Набоков: рисунок судьбы
Шрифт:
И не в первый уже раз, «особым чутьём» предвидя, что «когда-нибудь ему придётся говорить совсем иначе, не стихами ... а совсем, совсем другими, мужественными словами о своём знаменитом отце», Фёдор, из соображений «экономии творчества», избегает касаться в стихах тем, связанных с темой отца, – из-за этого он даже не включил в сборник любимое стихотворение о петербургской весне и бабочках (в тексте, тем не менее, приведённое полностью).12604 Вместе с тем, в прозе первой главы, в воспоминаниях о детстве образ отца периодически проступает, становясь как бы сопровождающей темой, предваряющей её доминирующую значимость в главе второй.12615
Переезд за город – в детстве Фёдора главное событие весны – не мог не затронуть и ещё одну, крайне болезненную теперь для него тему: неизбывную ностальгию по родным местам. Но и воображая себе маловероятную картину возвращения и какого-то, хотя бы частичного узнавания знакомых с детства окрестностей, «хотя бы потому, что глаза у меня всё-таки сделаны из того же, что тамошняя серость светлость, сырость», – герой не намерен впустую сокрушаться о том, что «ушло в даль», а, верный своему оптимистическому стоицизму, здесь и сейчас преобразует память о безвозвратном в плоды творчества.12621 Именно эта способность к творческой компенсации перенесённых утрат и обещает Фёдору в будущем оказаться «…на перевале, быть может, к счастью, о котором мне знать рано (только и знаю, что будет оно с пером в руке)».12632
«Автор нашёл верные слова для изображения ощущения при переходе в деревенскую обстановку», – снова слышим мы уже почти забытый голос рецензента, который, терпеливо и уважительно уступая последним вторжениям перебивающего его авторского «я», затем полностью цитирует его «велосипедное» стихотворение и даже присовокупляет к нему перечисление всех остальных летних детских забав, пока, наконец-то, не прорывается к завершающей критической оценке всего представленного опуса.

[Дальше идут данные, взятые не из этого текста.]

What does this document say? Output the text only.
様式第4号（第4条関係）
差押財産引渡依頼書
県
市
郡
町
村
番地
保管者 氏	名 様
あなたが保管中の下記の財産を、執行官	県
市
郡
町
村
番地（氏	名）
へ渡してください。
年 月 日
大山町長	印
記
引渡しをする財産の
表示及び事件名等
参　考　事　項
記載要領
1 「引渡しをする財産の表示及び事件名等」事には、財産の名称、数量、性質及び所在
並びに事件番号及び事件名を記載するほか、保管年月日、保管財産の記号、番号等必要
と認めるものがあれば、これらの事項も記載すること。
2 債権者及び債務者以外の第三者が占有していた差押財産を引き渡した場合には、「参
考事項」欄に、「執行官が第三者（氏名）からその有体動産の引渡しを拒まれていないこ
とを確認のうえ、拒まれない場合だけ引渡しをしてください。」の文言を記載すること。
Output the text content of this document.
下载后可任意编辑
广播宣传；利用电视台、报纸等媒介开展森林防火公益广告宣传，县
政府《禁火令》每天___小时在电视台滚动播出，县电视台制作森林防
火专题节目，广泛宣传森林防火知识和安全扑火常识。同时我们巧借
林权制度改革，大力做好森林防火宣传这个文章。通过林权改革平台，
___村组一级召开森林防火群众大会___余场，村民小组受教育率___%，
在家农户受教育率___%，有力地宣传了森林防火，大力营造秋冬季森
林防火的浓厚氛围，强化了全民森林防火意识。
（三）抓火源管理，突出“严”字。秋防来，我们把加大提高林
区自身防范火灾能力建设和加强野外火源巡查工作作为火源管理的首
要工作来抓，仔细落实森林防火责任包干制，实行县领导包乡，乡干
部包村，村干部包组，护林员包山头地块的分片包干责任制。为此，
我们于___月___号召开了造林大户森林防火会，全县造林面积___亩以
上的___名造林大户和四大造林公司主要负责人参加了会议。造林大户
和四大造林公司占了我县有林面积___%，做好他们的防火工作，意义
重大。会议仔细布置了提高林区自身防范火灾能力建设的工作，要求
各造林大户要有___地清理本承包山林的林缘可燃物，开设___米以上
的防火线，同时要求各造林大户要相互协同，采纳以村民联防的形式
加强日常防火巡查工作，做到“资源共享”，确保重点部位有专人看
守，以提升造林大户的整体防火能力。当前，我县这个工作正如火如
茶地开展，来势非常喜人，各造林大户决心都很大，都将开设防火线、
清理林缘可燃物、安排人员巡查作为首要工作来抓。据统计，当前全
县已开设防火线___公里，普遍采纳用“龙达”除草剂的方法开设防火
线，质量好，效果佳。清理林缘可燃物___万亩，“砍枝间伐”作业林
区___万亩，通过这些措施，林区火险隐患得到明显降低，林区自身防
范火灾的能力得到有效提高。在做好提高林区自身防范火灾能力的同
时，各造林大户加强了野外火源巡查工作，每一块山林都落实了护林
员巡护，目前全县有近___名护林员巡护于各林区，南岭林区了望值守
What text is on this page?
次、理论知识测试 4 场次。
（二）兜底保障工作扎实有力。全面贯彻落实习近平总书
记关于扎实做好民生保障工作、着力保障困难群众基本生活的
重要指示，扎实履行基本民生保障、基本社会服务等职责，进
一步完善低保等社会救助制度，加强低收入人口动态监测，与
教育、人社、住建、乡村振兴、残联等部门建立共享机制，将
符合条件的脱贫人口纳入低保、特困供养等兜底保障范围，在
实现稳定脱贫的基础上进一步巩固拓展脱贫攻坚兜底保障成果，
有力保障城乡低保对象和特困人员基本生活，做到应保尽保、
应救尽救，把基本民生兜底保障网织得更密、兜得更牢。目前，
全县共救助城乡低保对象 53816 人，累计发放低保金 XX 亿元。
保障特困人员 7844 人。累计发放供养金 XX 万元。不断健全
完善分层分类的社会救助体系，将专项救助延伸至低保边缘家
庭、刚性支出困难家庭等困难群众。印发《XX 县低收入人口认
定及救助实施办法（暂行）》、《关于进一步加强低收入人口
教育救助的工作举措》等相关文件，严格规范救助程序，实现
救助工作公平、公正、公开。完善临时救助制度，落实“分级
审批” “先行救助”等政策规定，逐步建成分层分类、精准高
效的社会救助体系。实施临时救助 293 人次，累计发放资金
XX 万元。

В ней же – всё в высшей степени для автора лестное: «миниатюры, но … с … феноменально тонким мастерством … отчётлив каждый волосок … присутствие мельчайших черт … внушено порядочностью и надёжностью таланта … соблюдение автором всех пунктов художественного договора … в пределах, себе поставленных, свою стихотворную задачу Годунов-Чердынцев правильно разрешил… Каждый его стих переливается арлекином… Кому нравится в поэзии архиживописный жанр, тот полюбит эту книжечку… У, какое у автора зрение! … может быть, именно живопись, а не литература с детства обещалась ему. В заключение добавим… Что ещё? Что ещё?».12643
И здесь препорученный было воображаемому идеальному читателю неукоснительный панегирик споткнулся вдвойне, усомнившись и в авторе (в себе), и в критике: «Неужто и вправду всё очаровательно дрожащее, что снилось и снится мне сквозь мои стихи, удержалось в них и замечено читателем...», – вопрос нешуточный, о главном: есть ли в стихах «ещё тот особый поэтический смысл (когда за разум зашедший ум возвращается с музыкой), который один выводит стихи в люди?».12654 Отвечать на этот вопрос герой будет в третьей главе, когда достаточно созреет, чтобы, оглянувшись, критически оценить себя прежнего.
А пока: «Внешний вид книги приятен», – и Фёдор отправляется к друзьям, в радостном нетерпении уже представляя себе материнскую за него гордость, когда она, живущая с его сестрой Таней в Париже, прочтёт о нём хвалебную статью.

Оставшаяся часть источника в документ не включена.